A mother has said her teenage daughter, Carrie Bradshaw, is “out of the picture” and is suffering from depression and anxiety.
Speaking to Sky News’ The View, Mrs Bradshaws mother said she has no plans to see her daughter again, but has left a message for her on Facebook to let her know she is “hopeful”.
The teenager, who had been diagnosed with bipolar disorder, said she was “trying to find the words to explain what happened”.
“I am struggling with depression and anxious thoughts,” Mrs Bradsay said.
“I feel like she is going through a breakdown at the moment.”
I want to keep her safe, but also to help her in any way I can.” “
It is a hard time for her and her family.
I want to keep her safe, but also to help her in any way I can.”
The family has been in a bid to help their daughter, but Mrs Bradeys statement comes as the government prepares to consider legal action against the ABC for airing footage of a police chase from the moment it happened.
The footage shows the teenager being pulled over by a NSW police officer after he was accused of driving while impaired.
The chase was filmed and broadcast on ABC’s 7:30 and was seen by millions of viewers.
The footage shows a police officer pulling Carrie over, who is then heard saying: “I have a speeding ticket, but I’m only speeding, so I’m not guilty.”
As the officer is being arrested, the teenager is seen to say: “Oh my God, it’s my mum, it is my mum.”
She then runs off, prompting the officer to chase her to the Sydney airport where he can be seen chasing her with a baton.
After the chase, Carri was seen on CCTV at the airport with a police vehicle in the air.
ABC managing director John Grant said the police officer involved was acting in the line of duty, but he has since been suspended.
“The footage captured by the ABC was of an isolated incident in the circumstances and the footage was not intended to be seen by the public,” he said.
He said the footage should have been seen by a wider audience and he would be appealing to the public to share the footage.
Mr Grant said it was important that the footage of the pursuit was seen.
But the ABC has refused to disclose how much it paid to secure the footage, despite a request from the family.
In a statement, the ABC said it “does not condone the actions of its police partner” and said it would be conducting an internal investigation.
A spokeswoman said the company was not disclosing the amount it paid.
Last week, Mr Grant said he believed the ABC had done “an incredibly good job” and apologised to the family for the footage and the circumstances surrounding it.

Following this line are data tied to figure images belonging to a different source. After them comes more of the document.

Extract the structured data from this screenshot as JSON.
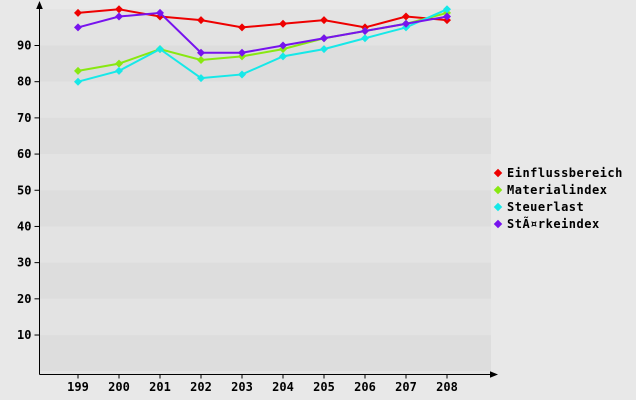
{
  "chart_data": {
    "type": "line",
    "title": "",
    "xlabel": "",
    "ylabel": "",
    "categories": [
      "199",
      "200",
      "201",
      "202",
      "203",
      "204",
      "205",
      "206",
      "207",
      "208"
    ],
    "series": [
      {
        "name": "Einflussbereich",
        "color": "#ee0000",
        "values": [
          99,
          100,
          98,
          97,
          95,
          96,
          97,
          95,
          98,
          97
        ]
      },
      {
        "name": "Materialindex",
        "color": "#88e811",
        "values": [
          83,
          85,
          89,
          86,
          87,
          89,
          92,
          94,
          96,
          99
        ]
      },
      {
        "name": "Steuerlast",
        "color": "#16e8e8",
        "values": [
          80,
          83,
          89,
          81,
          82,
          87,
          89,
          92,
          95,
          100
        ]
      },
      {
        "name": "StÃ¤rkeindex",
        "color": "#7713ee",
        "values": [
          95,
          98,
          99,
          88,
          88,
          90,
          92,
          94,
          96,
          98
        ]
      }
    ],
    "ylim": [
      0,
      100
    ],
    "yticks": [
      10,
      20,
      30,
      40,
      50,
      60,
      70,
      80,
      90
    ],
    "legend_position": "right",
    "grid": "horizontal-bands",
    "band_colors": [
      "#e3e3e3",
      "#dddddd"
    ],
    "page_background": "#e8e8e8",
    "axis_color": "#000000",
    "marker": "diamond"
  }
}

However, he said it had not revealed the “full extent” of the contract with Sky News.
During the ABC’s interview with the Brads, Mr Bradhays mother said the family was struggling to deal with the “troubling” news.
Mrs Bradhes daughter had suffered from bipolar disorder since she was eight years old and was diagnosed with it when she was 15.
She said she wanted to get her life back on track.
While she was under the influence, she would often drink, smoke and drink too much.
On Monday, the Bradhs returned home to Sydney and their family had to make arrangements for a meeting with her at her school.
According to Mrs Braddhays statement, she has not been in contact with her daughter since December 19.
Her mother said her daughter was “out on the streets, in trouble and in trouble again”.
“She is having trouble with herself and her friends and her school mates,” she said.